Hoy, la parábola del trigo y de la cizaña nos habla de paciencia, esperanza y confianza.

 

Por un lado nos enfrentamos al misterio del mal y del sufrimiento en el mundo. Es decir, toda la humanidad está afectada por el enemigo que ha sembrado la cizaña. Es decir, en la vida siempre habrá momentos felices y de dolor, a veces injustificado o incomprensible.
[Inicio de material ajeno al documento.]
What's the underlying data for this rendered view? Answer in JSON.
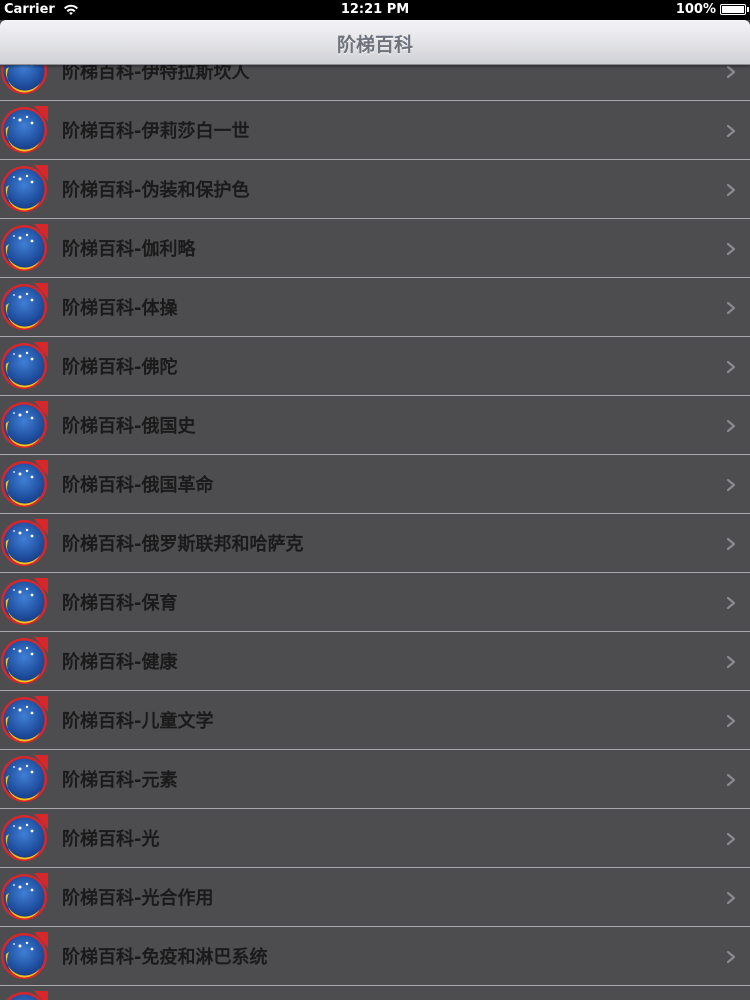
{
  "status_bar": {
    "carrier": "Carrier",
    "time": "12:21 PM",
    "battery": "100%"
  },
  "nav_bar": {
    "title": "阶梯百科"
  },
  "list": {
    "items": [
      {
        "label": "阶梯百科-伊特拉斯坎人"
      },
      {
        "label": "阶梯百科-伊莉莎白一世"
      },
      {
        "label": "阶梯百科-伪装和保护色"
      },
      {
        "label": "阶梯百科-伽利略"
      },
      {
        "label": "阶梯百科-体操"
      },
      {
        "label": "阶梯百科-佛陀"
      },
      {
        "label": "阶梯百科-俄国史"
      },
      {
        "label": "阶梯百科-俄国革命"
      },
      {
        "label": "阶梯百科-俄罗斯联邦和哈萨克"
      },
      {
        "label": "阶梯百科-保育"
      },
      {
        "label": "阶梯百科-健康"
      },
      {
        "label": "阶梯百科-儿童文学"
      },
      {
        "label": "阶梯百科-元素"
      },
      {
        "label": "阶梯百科-光"
      },
      {
        "label": "阶梯百科-光合作用"
      },
      {
        "label": "阶梯百科-免疫和淋巴系统"
      },
      {
        "label": ""
      }
    ]
  },
  "icons": {
    "app_icon": "moon-stars-icon",
    "disclosure": "chevron-right-icon",
    "wifi": "wifi-icon",
    "battery": "battery-icon"
  },
  "colors": {
    "row_background": "#4d4d50",
    "separator": "#a9a9ad",
    "icon_blue": "#1f4fa3",
    "icon_moon": "#f2c21b",
    "icon_red": "#d8262b"
  }
}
El Evangelio nos llama a ser pacientes y a confiar en el Señor; a veces ante la cizaña tenemos que esperar sabiendo que esperar no es sinónimo de debilidad, sino de misericordia.

 

Hay ocasiones en las que al ver cizaña en nuestras vidas o en la de nuestros seres queridos, queremos ser prácticos y arrancarla de inmediato. Sin discernir ni respetar los tiempos de Dios. Somos impacientes y no pensamos en las consecuencias de nuestros actos impulsivos.

 

Por supuesto que tenemos que estar vigilantes, pero esperar el tiempo de la cosecha significa entender que las personas pueden madurar, que los escenarios pueden cambiar y que aquello que es débil, puede fortalecerse para bien. Desde nuestra fe usamos el término “conversión”.

 

Por ejemplo, pensemos en los adolescentes que son como un volcán de caprichos, proyectos e intereses; pero con el tiempo y el buen acompañamiento, se transforman en hombres y mujeres de bien. Recordemos a algunos santos como San Francisco de Asís, quien en su vida de trovador o de militar, seguramente tenía cizaña por todas partes, pero después de su conversión, se convirtió en uno de los santos más conocidos del cristianismo.

 

La parábola del trigo y de la cizaña nos invita a ser pacientes, especialmente cuando tenemos que separar el trigo de la cizaña, es decir cuando queremos “tomar el toro por los cuernos”. Es algo que tenemos que hacer con justicia y caridad.

 

Como cristianos, debemos practicar la justicia unida a la caridad, porque la caridad sin justicia, produce actos paternalistas y vacíos, nos volvemos permisivos. Mientras que la justicia sin caridad, nos transforma en tiranos, en cumplidores de la ley y, espiritualmente, nos volvemos neuróticos. Aprendamos a abandonarnos en Dios, solo Él puede transformar la cizaña en trigo.

 

Esta parábola también menciona el fuego en el que se quemará la cizaña y nos recuerda que el ser humano, a veces, rechaza la misericordia de Dios y elige autoexcluirse de la presencia de Dios; en efecto el infierno, no es un lugar sino un estado, y el camino hacia esa condición es elegir apartarse de Dios definitivamente, a través del pecado mortal.

 

Obviamente nos faltaría tiempo para reflexionar sobre qué es y qué no es pecado mortal. Hoy, podemos pedir al Señor que nos dé sabiduría y discernimiento para no caer en los extremos de pensar que todo es pecado mortal, o que nada es pecado mortal.

 

Aunque el trigo y la cizaña se confunden, las respuestas a estas preguntas están en el Catecismo de la Iglesia Católica pero sobre todo en los Evangelios.

 

Danos Señor la sabiduría para distinguir el trigo de la cizaña.